«Le cas Nicolas Rioux», satire du tribunal populaire

Élu parmi une quarantaine de projets pour être présenté en formule 5 à 7 dans les coulisses du théâtre Duceppe, Le cas Nicolas Rioux brasse des sujets très actuels. Erika Mathieu — lauréate d’un prix Gémeaux pour son émission numérique jeunesse Nomades — a choisi un microcosme très localisé pour incarner ces larges thèmes : dérive des médias sociaux, jugement populaire, culture du bannissement, extrémisme des discours.
La pièce reproduit, avec une attention amusante portée aux détails de la procédure, une séance « extraordinaire » du conseil municipal d’une petite ville, convoquée parce que le dramaturge embauché par le centre culturel aurait usé d’appropriation culturelle. Mais ce débat entourant un texte que personne ne semble avoir lu en entier se révèle bientôt être un procès de l’auteur absent. Un enfant du pays revenu chez lui après avoir tenu un petit rôle dans une télésérie à Montréal, cette « capitale des péteux de broue »…

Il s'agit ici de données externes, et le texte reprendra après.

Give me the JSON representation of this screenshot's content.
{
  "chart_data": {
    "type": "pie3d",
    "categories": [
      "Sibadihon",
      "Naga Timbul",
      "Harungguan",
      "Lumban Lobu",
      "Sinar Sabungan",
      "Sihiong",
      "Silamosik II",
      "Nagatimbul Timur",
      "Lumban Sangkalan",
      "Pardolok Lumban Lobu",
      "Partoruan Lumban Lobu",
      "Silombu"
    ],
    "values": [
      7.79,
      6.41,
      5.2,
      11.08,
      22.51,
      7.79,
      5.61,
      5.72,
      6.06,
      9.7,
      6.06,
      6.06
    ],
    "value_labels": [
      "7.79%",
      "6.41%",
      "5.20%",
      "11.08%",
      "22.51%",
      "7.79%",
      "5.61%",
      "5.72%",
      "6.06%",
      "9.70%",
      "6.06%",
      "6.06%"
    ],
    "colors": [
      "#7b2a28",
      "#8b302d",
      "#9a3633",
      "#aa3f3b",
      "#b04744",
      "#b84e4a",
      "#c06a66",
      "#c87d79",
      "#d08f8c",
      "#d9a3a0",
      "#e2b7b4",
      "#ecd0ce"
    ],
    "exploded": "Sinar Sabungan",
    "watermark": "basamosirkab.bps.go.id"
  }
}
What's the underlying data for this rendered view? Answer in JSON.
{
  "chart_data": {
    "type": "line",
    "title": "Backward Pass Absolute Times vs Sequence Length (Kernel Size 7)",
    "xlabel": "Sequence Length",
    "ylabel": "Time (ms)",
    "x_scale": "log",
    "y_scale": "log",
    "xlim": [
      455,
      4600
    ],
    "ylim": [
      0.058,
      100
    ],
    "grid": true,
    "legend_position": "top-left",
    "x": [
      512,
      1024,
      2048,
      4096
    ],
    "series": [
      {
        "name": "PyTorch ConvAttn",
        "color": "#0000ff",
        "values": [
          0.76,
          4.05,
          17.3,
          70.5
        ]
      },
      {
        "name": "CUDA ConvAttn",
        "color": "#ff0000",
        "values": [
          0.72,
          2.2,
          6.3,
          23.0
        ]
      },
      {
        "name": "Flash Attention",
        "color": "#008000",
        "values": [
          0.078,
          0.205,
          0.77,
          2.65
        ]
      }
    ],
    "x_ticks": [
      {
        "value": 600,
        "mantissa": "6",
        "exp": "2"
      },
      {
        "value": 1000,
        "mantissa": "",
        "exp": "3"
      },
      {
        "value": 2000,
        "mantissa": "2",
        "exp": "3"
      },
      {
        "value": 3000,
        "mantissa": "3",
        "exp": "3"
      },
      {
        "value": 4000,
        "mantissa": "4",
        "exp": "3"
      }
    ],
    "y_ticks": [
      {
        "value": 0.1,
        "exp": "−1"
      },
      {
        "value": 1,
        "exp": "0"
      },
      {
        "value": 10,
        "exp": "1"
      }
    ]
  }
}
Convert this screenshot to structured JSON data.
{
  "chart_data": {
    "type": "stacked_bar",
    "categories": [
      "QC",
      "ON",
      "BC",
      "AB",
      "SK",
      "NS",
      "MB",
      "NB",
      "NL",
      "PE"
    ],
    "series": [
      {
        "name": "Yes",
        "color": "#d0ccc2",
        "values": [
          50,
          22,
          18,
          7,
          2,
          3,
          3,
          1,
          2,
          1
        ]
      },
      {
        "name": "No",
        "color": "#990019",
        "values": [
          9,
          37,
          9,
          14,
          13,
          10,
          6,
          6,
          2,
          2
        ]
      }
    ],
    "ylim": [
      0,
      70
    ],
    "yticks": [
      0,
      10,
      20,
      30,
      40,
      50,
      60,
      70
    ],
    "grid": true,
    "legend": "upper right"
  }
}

Vindicte populaire tous azimuts
En moins d’une heure, le texte opère une efficace succession de retournements, et de surprenants changements de ton. On a d’abord droit à une entrée en matière très conviviale, le spectacle mis en scène par Patrick R. Lacharité tirant fort bien parti du contexte 5 à 7 et de la proximité entre scène et salle : les sandwichs offerts à la collation sont intégrés dans le récit, et les comédiens s’adressent aux spectateurs comme si ceux-ci assistaient au conseil. La conseillère de Manon Lussier et le maire très bonhomme campé par un crédible François Trudel se prêtent notamment au jeu.
Puis la séance dégénère — faisant dériver le récit hors du réalisme. La pièce s’avère visiblement une satire des condamnations hâtives et excessives qui font rage sur les réseaux sociaux. L’autrice pousse la démonstration à fond, dépeignant un groupe qui s’emporte jusqu’à réclamer des punitions démentielles. Exprimer ces déclarations à haute voix, plutôt que dans le monde virtuel, paraît en exacerber encore le caractère outrancier. Un ultime revirement verra la vindicte populaire trouver un ennemi plus approprié — justifiant ainsi sa hargne ? Cela reste un peu ambigu.
Le cas Nicolas Rioux illustre éloquemment qu’il est beaucoup plus facile d’être virulent en l’absence physique de l’intéressé et que, souvent, la violence des débats a peu à voir avec le sujet discuté, sur lequel certains possèdent peu d’informations… On découvre ainsi une rancoeur personnelle ou des préjugés qui sous-tendent les interventions émotives des personnages joués avec conviction par Joëlle Paré-Beaulieu, Christophe Payeur et Alex Trahan. Le constat de la pièce n’a peut-être rien d’inédit, mais sa charge satirique porte.